Tachileik Chins Strive to Keep Culture Alive
20 May 2012: The name Tachileik has been well known as a Thai-Burmese border town for its underground opium trades, but not much is heard about a small number of Chins residing in the easternmost part of Shan State.
Mostly Christians, the Chin community made up of church pastors, construction workers and a few government employees uses their local churches as a meeting center not only for religious services but also for cultural and social activities.
With the new generation of children growing up in a predominantly Buddhist town, Chin leaders are concerned about protection and promotion of their cultural and religious identity in a non-Chin speaking environment.
Pastor Morris, a father of three daughters, said: “We are so small in numbers and yet spread across the area, which makes it difficult for us and our children to meet on a regular basis. But we make every effort to meet at church on Sunday.”
Over the past few weeks, we have organized a once-a-week gathering in the church compound for our youth group to practise Chin traditional dances with the help of Mai Bawi Kil Hnem from the Kalay University, he said.
“Through this gathering, they [youths] get to know each other and more about Chin culture. In the future, they will be able to present Chin traditional dances on such important occasions as the Chin National Day celebration,” said the Chin pastor.
It is estimated that there are about 400 Chins currently living in Tachileik and its surrounding villages, with the first Chin migration to the area dating back reportedly to the 1950s during the war against the Kumintan Chinese army.
Many of the Chin soldiers, who were posted and deployed mostly in the northeastern parts of Shan State, got married to the local women or didn’t return to Chin State after the war, it was claimed.
Sometimes, we feel like, the pastor added, we live in a different world as we haven’t got much communication with other Chin communities both from inside and outside of Burma.
“Therefore, it is important that we, as a community, try to find ways in which we could not only maintain but improve our own relationship, unity and identity as a people,” stressed Pastor Morris who has lived in Tachileik since early 1990s.
To be able to effectively safeguard and pass our cultural identity onto the young generation, we need a concerted effort and input from Chin communities across the world by extending our network and exchanging what we have in a more practical way, the pastor said.
“Now that we, the Chins, have spread all over the world migrating into other dominating groups of peoples, it is crucial that we strengthen our community through any possible means and ways,” remarked the pastor.
Most of the Chin Christian pastors in Tachileik are also missionaries working among other ethnic tribal groups such as Lahu, Akha, and Palaung.
The pastors are not only preaching the gospel but also helping the minority groups of Shan State in the development of their livelihoods, according to the Chin pastor whose church looks after orphans.
With a recent increase of about 15,000 kyats in airfare prices across the country, a developing Chin community in Tachileik, not easily accessible by car from the central parts of Burma, fears being further isolated from the Chin majority.

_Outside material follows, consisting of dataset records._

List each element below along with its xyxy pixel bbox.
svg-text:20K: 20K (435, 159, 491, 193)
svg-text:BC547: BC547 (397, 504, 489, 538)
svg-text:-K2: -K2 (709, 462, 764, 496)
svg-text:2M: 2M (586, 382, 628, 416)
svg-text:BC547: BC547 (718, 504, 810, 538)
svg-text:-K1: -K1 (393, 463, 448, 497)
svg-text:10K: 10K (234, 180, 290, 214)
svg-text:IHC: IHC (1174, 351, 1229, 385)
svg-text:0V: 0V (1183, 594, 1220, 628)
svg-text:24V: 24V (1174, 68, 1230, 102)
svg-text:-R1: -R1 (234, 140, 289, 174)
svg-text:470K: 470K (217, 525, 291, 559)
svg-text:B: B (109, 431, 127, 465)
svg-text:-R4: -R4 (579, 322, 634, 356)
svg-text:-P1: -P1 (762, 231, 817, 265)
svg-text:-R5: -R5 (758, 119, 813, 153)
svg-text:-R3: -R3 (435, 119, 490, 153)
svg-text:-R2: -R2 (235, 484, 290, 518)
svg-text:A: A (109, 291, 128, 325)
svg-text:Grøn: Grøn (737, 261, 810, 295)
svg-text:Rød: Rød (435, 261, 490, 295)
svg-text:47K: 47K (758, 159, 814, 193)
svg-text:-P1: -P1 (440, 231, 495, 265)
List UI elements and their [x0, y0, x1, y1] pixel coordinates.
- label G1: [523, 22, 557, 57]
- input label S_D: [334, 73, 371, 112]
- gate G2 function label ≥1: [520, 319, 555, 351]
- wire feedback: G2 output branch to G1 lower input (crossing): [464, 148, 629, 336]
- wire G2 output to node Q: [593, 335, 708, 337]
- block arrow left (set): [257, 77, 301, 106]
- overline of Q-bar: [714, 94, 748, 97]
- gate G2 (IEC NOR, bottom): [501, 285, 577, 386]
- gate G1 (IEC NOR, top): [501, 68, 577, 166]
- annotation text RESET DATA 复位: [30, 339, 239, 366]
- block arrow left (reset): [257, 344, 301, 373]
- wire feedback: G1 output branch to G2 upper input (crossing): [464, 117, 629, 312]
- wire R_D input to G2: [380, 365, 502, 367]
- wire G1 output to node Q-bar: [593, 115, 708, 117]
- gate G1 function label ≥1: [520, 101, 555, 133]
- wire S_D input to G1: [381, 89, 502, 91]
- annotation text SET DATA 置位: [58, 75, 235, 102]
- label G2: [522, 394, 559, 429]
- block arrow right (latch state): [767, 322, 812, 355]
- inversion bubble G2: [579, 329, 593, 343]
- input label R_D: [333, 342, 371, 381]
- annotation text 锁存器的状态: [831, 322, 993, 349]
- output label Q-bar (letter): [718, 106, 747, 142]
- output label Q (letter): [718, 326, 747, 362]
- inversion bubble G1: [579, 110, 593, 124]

Pastor Morris, originally of Tlangkua village in Thantlang Township of Chin State, said of their willingness to forge better relationship with the global Chin communities and to get involved more in collaborating and promoting Chin cultural values.
The future generation of Chin communities across the world will certainly depend on how much collective effort and contribution is made for supporting each other in order to strengthen communication and social network in safeguarding their cultural and traditional identity.